We came in 1940 to Wimbledon, and in those days, church parades were compulsory. You had to go to church in the army. And the Prince of Wales company, which I was in at the time, it was decided I don’t know by whom, to have a parade service in the local church which was Emmanuel with the padre at the time the Reverend I think he was Culling...Reverend Cullingford. And we had that parade service, just us no-one else and that was the first time I entered the place. 

And then arising out of that, with this church hall, this assembly church hall in the garden, it was used as a canteen, as I say, for the troops. It was staffed by volunteer ladies which included what became my mother-in-law as one of them and a lot of younger ladies, including my wife. My pal in the army was David Evans who came from the Rhondda Valley. We used to go round together and this elderly lady, well she was elderly to us but she must have been in her 50s, mid 50s. Anyway, she invited a number of soldiers to her flat on a Sunday for tea and on this particular occasion David Evans and myself and her daughter would meet us outside the post office, near to post office, the pillar box in the High Street, to show us the way.

Well we got there a bit early, David and I, and she wasn’t in sight, so we set off to find this place Arlington Close and it wasn’t very far away. Arlington Close, it was just fairly near, and we had the number so we went there and we knocked on the door and that was it. We started going there then. That’s where we met. And one Saturday night we went to the cinema and things moved off from there.
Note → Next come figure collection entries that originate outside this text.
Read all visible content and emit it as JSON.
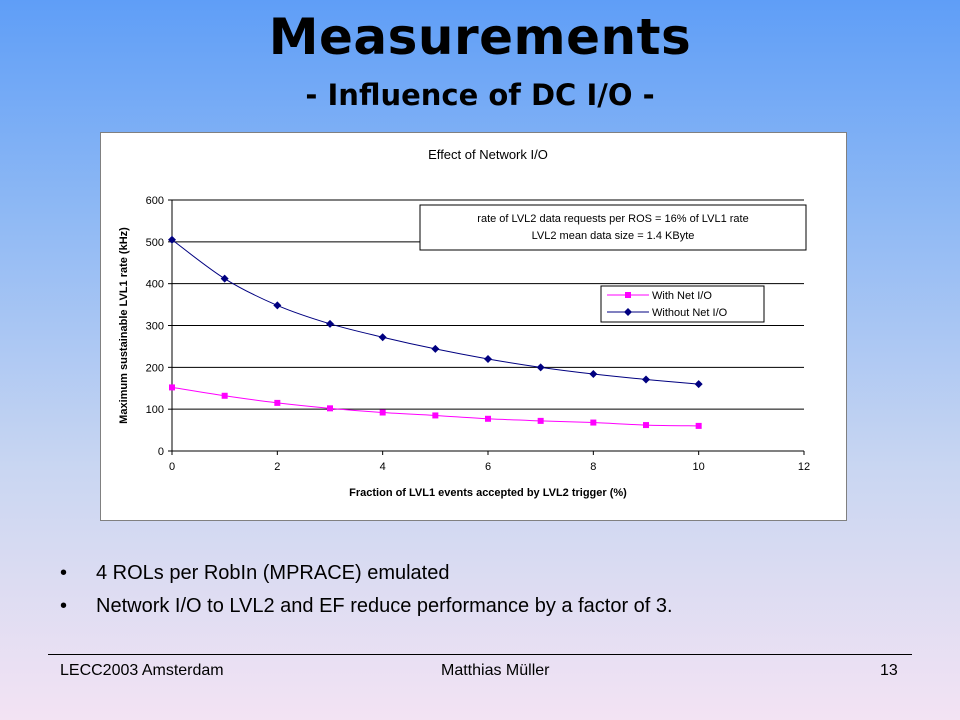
{
  "slide": {
    "title": "Measurements",
    "subtitle": "- Influence of DC I/O -",
    "bullets": [
      "4 ROLs per RobIn (MPRACE) emulated",
      "Network I/O to LVL2 and EF reduce performance by a factor of 3."
    ],
    "footer": {
      "left": "LECC2003 Amsterdam",
      "center": "Matthias Müller",
      "right": "13"
    }
  },
  "chart_data": {
    "type": "line",
    "title": "Effect of Network I/O",
    "xlabel": "Fraction of LVL1 events accepted by LVL2 trigger (%)",
    "ylabel": "Maximum sustainable LVL1 rate (kHz)",
    "xlim": [
      0,
      12
    ],
    "ylim": [
      0,
      600
    ],
    "xticks": [
      0,
      2,
      4,
      6,
      8,
      10,
      12
    ],
    "yticks": [
      0,
      100,
      200,
      300,
      400,
      500,
      600
    ],
    "grid": "horizontal",
    "legend_position": "right",
    "annotation": [
      "rate of LVL2 data requests per ROS = 16% of LVL1 rate",
      "LVL2 mean data size = 1.4 KByte"
    ],
    "x": [
      0,
      1,
      2,
      3,
      4,
      5,
      6,
      7,
      8,
      9,
      10
    ],
    "series": [
      {
        "name": "With Net I/O",
        "color": "#ff00ff",
        "marker": "square",
        "values": [
          152,
          132,
          115,
          102,
          92,
          85,
          77,
          72,
          68,
          62,
          60
        ]
      },
      {
        "name": "Without Net I/O",
        "color": "#000080",
        "marker": "diamond",
        "values": [
          505,
          412,
          348,
          304,
          272,
          244,
          220,
          200,
          184,
          171,
          160
        ]
      }
    ]
  }
}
We, I remember, writing to my mother, cos we didn’t have phones in those days, asking if she could let me have some money to buy a ring. Because we decided to get engaged. And that was that. We, as I say, we moved in 1941 down to Midsomer Norton in Somerset and each Sunday night, after a church…chapel, it was chapel there…after each service I would ring, charges reversed from the local box. One Saturday night, I said to her, would it be a good idea if we got married? And that was the end of that.
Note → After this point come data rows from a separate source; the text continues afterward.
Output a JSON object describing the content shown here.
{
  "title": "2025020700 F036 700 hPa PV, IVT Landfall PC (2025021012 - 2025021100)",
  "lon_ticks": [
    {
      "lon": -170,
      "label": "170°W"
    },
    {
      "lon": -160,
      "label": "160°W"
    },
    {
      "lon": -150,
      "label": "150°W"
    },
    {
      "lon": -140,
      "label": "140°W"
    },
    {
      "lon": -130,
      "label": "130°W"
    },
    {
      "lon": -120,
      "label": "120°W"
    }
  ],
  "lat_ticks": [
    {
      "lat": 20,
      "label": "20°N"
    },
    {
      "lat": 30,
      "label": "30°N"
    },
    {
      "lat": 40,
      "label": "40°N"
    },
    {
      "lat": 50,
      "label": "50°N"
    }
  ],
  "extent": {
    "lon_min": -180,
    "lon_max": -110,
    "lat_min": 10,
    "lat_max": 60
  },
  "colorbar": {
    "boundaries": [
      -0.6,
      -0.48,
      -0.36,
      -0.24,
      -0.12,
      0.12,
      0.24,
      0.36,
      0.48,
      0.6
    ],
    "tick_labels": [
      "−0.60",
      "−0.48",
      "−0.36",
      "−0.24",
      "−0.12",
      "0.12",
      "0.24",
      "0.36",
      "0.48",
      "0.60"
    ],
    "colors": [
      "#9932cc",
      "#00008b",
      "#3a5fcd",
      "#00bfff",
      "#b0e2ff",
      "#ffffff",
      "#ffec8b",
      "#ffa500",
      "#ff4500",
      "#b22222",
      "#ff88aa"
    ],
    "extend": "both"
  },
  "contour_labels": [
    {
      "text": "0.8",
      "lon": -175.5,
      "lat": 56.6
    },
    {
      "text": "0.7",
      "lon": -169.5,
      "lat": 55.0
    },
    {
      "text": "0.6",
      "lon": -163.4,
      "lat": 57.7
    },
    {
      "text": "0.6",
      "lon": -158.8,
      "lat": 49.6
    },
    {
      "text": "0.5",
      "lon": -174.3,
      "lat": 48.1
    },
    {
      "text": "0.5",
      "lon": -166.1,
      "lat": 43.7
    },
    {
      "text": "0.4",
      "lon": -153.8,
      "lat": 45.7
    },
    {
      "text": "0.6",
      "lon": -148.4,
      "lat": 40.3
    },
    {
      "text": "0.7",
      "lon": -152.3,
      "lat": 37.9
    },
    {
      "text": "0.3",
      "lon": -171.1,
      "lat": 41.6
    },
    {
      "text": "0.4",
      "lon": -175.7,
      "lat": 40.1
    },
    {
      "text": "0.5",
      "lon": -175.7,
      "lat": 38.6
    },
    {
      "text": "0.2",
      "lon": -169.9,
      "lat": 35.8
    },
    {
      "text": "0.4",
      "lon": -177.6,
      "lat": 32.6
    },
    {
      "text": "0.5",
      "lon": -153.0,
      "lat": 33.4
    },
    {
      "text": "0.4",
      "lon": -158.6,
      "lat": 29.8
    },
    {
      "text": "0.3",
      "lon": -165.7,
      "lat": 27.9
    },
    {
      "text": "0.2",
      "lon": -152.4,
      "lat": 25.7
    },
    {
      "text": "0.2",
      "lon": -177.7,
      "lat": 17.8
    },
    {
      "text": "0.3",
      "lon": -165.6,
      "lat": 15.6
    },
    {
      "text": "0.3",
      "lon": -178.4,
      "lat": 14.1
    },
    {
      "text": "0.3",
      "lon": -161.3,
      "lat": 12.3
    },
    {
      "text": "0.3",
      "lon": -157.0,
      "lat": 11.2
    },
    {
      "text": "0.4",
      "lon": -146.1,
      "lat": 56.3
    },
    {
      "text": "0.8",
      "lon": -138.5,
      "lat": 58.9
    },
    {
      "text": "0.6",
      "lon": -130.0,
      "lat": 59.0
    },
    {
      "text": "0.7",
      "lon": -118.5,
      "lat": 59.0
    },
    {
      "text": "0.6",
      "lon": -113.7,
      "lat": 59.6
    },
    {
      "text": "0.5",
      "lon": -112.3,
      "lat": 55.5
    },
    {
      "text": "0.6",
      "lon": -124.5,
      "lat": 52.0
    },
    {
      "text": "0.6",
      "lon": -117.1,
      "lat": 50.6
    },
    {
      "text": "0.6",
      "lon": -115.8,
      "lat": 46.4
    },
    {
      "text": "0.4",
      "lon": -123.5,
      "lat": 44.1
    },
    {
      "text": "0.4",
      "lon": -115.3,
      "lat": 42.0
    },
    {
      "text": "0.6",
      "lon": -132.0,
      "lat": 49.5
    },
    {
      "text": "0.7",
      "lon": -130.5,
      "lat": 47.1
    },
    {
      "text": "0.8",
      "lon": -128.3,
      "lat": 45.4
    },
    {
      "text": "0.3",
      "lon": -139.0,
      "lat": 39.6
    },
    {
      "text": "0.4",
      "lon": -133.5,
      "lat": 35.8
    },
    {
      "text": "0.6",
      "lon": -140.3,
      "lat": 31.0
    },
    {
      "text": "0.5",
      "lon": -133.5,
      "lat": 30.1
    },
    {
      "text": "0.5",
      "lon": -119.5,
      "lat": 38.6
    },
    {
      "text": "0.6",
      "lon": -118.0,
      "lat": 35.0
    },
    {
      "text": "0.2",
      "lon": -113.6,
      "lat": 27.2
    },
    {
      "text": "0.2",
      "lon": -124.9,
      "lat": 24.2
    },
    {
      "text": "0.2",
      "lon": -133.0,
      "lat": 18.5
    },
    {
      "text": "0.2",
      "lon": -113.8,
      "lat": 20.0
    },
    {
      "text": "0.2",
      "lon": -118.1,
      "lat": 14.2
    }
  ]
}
I just wanted to get married. I didn’t have any money or prospects or nothing but was going to get married. That was the thing we did in those days.

Never been to London before, this was new. And we were 20-year-olds, army, and just doing our best and enjoying, mixing in with whatever was going and just taking what was coming. Difficult to say really. It was rather nice, she used to play the piano, used to sing hymns round the piano, being connected to the church. And that was it. But I took to Pansy - her name was - which I thought was a bit funny but nevertheless, and we were married for 50 years and 11 days. She had breast cancer, she died in ‘92 and there we are but that was that.